Türkiye Yüzyılı Maarif Modeli, ÇEDES'i eğitim sistemi haline getirmeye çalışıyor

Eğitim-İş'ten yapılan açıklamada "Ülke siyaseti kapalı kapılar ardında pazarlıklara, halk açlığa-yoksulluğa, öğrenciler imamlara emanet" denildi.

Türkiye Yüzyılı Maarif Modeli, ÇEDES'i eğitim sistemi haline getirmeye çalışıyor

Eğitim-İş Genel Özlük-Hukuk ve TİS Sekreteri Yeliz Toy’un yaptığı açıklamada “Türkiye Yüzyılı Maarif Modeli ile ÇEDES’i bir proje olmaktan çıkarıp bir eğitim sistemi haline getirmeye çalışan bakanlık, gerici uygulamalarını giderek yaygınlaştırıyor”  denildi.

“Emekçiler yoksullukla mücadele ederken çocuklar, ÇEDES adı altında yemekli, namazlı, temizlikli etkinlikler için cami, genç ofis, gençlik merkezi gibi mekanlara taşınıyor” ifadeleri kullanılan açıklamada “ÇEDES, Diyanet eliyle yozlaşmayı yaygınlaştırarak toplumu tüm değerlerinden uzaklaştırıyor” vurgusu yapıldı.

Çocukların ÇEDES adı altında biat düzenine hazırlandığına dikkat çekilen açıklamada “ÇEDES’e karşı mücadelemizi yükselteceğiz. Laik, bilimsel, çağdaş, nitelikli eğitimden vazgeçmeyeceğiz” denildi.

Yeliz Toy’un yaptığı açıklama şu şekilde:

Türkiye Yüzyılı Maarif Modeli ile ÇEDES’i bir proje olmaktan çıkarıp bir eğitim sistemi haline getirmeye çalışan bakanlık, gerici uygulamalarını giderek yaygınlaştırıyor.

Emekçiler yoksullukla mücadele ederken çocuklar, ÇEDES adı altında yemekli, namazlı, temizlikli etkinlikler için cami, genç ofis, gençlik merkezi gibi mekanlara taşınıyor. Vakıf adı altında tarikat ve cemaatlerle yapılan protokoller hızla artıyor.

Ülke gündemi, asgari ücret, enflasyon ve Ocak ayı zam oranları iken, laiklik karşıtı uygulamalar yoksulluğu sömürerek okulları ve çocukları hedef alıyor.

Temizliği yapılmayan, kapısı penceresi dökülen okullar, ÇEDES adı altında öğrencilere temizletiliyor.
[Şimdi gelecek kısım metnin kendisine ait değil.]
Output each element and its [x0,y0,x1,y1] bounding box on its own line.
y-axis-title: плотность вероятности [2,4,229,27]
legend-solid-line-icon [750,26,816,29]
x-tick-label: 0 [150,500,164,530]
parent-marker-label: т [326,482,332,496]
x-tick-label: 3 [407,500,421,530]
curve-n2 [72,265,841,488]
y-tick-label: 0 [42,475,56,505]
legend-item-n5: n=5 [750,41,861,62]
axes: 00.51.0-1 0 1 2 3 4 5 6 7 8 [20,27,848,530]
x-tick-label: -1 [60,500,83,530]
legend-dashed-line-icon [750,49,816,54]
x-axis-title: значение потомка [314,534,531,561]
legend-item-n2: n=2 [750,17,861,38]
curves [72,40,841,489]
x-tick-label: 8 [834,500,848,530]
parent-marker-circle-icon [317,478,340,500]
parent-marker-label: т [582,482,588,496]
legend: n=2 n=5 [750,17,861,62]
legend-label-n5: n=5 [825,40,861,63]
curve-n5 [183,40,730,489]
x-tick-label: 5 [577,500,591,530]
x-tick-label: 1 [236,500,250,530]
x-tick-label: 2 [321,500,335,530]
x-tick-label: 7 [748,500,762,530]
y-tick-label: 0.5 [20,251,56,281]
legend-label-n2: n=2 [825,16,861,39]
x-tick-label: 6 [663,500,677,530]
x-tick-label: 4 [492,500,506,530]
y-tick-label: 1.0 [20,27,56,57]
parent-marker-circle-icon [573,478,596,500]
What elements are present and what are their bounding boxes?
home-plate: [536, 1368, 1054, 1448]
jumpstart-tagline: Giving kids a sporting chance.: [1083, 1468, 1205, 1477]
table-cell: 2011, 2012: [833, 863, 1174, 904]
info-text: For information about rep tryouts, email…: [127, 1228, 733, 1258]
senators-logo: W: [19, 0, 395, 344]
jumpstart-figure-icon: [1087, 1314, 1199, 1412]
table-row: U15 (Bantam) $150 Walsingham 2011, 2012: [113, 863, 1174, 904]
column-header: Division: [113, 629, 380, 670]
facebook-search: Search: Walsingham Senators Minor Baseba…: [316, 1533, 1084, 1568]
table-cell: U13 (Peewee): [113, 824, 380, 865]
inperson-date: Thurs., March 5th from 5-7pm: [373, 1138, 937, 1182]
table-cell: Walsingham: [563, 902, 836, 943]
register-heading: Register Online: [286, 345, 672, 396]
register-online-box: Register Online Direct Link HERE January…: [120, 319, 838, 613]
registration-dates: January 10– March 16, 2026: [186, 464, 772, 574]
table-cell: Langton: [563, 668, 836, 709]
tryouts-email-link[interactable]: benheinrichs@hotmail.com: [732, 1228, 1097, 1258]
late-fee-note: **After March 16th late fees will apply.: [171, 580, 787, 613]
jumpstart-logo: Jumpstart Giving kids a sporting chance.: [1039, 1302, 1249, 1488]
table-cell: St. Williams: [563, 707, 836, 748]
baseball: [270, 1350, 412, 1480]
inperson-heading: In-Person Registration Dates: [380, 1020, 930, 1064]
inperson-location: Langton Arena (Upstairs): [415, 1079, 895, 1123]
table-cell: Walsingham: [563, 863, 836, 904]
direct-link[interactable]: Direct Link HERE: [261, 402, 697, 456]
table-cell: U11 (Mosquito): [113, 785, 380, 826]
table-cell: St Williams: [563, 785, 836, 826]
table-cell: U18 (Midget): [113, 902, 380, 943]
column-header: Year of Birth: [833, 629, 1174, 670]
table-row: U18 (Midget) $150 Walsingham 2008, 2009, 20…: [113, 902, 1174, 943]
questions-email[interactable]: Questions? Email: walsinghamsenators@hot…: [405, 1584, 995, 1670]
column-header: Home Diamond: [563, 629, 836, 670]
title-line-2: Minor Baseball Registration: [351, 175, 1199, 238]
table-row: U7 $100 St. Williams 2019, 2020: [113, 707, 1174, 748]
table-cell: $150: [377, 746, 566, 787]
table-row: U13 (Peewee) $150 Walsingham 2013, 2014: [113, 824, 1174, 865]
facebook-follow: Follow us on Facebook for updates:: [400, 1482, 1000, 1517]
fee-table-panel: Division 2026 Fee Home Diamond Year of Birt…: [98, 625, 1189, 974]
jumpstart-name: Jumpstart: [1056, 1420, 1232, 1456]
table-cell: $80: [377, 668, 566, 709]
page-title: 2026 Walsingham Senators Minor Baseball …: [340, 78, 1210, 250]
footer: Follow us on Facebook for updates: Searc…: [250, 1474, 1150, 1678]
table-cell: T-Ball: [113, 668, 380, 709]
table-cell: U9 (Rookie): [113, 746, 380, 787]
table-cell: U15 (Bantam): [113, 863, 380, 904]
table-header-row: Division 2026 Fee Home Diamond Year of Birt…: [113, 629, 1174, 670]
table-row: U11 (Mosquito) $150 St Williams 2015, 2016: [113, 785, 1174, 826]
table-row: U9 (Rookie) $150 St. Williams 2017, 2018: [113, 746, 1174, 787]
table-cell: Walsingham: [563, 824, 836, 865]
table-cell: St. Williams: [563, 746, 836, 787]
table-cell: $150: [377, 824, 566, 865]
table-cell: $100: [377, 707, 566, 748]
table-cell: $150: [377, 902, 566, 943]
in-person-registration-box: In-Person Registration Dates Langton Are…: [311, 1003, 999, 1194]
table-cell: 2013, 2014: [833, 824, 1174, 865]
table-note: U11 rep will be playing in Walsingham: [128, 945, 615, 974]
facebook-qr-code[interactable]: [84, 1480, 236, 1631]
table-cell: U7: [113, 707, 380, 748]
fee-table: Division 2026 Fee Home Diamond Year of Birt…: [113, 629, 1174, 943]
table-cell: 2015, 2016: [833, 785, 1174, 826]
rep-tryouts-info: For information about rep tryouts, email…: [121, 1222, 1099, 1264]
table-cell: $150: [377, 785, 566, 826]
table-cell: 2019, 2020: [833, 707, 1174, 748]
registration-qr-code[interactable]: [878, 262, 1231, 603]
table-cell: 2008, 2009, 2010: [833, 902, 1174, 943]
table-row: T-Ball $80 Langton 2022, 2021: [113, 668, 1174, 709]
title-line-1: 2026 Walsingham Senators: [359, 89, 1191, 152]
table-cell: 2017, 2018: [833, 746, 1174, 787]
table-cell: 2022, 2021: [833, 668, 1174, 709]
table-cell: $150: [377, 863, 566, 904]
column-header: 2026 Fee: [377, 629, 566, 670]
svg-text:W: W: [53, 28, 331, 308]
Okullarda büyüyen açlık riskine karşı MEB, bir öğün yemek taleplerine kulak tıkarken, Müftülükler eliyle beslenmeli etkinlikler yapıyor. Yoksulluk toplumsal bir gerçek iken devletin bunu ortadan kaldırmak için yapması gerekenler Diyanet eliyle yaptırılıyor.

Devlet ödüyor, Diyanet örgütleniyor.

Dini günler de okullarda Belirli Gün ve Haftalar gibi kutlanıyor. Panolar hazırlanıyor, MEB’in Bilim Otobüsü ÇEDES kapsamında İmam Hatip Okullarına ayrıcalıklı hizmet veriyor. İmamlar camide ilkokul çocuklarına “eğitim” verirken Diyanet’in “abla ve abileri” aile etkinlikleri ile tarikatın aile bağlantısını kuruyor.

Kışlık bir mont dahi alamayacak yoksullukta yaşayan çocuklar, yardımlaşma adı altında ÇEDES reklamında kullanılıyor. Okullarda “Hayır Çarşıları” açılıyor, yüzleri kapatılsa da fotoğraf çektirilen çocuklar rencide ediliyor.

ÇEDES, Diyanet eliyle yozlaşmayı yaygınlaştırarak toplumu tüm değerlerinden uzaklaştırıyor.

Yurttaşlar sömürü düzeninde yaşam mücadelesi verirken, çocuklar ÇEDES adı altında biat düzenine hazırlanıyor.

Ülke siyaseti kapalı kapılar ardında pazarlıklara, halk açlığa-yoksulluğa, öğrenciler imamlara emanet.

ÇEDES’e karşı mücadelemizi yükselteceğiz. Laik, bilimsel, çağdaş, nitelikli eğitimden vazgeçmeyeceğiz. Yurttaşlık hakkımızı da Cumhuriyetin kazanımlarını da, öğrencilerimizi de tarikat sever bakanlara teslim etmeyeceğiz.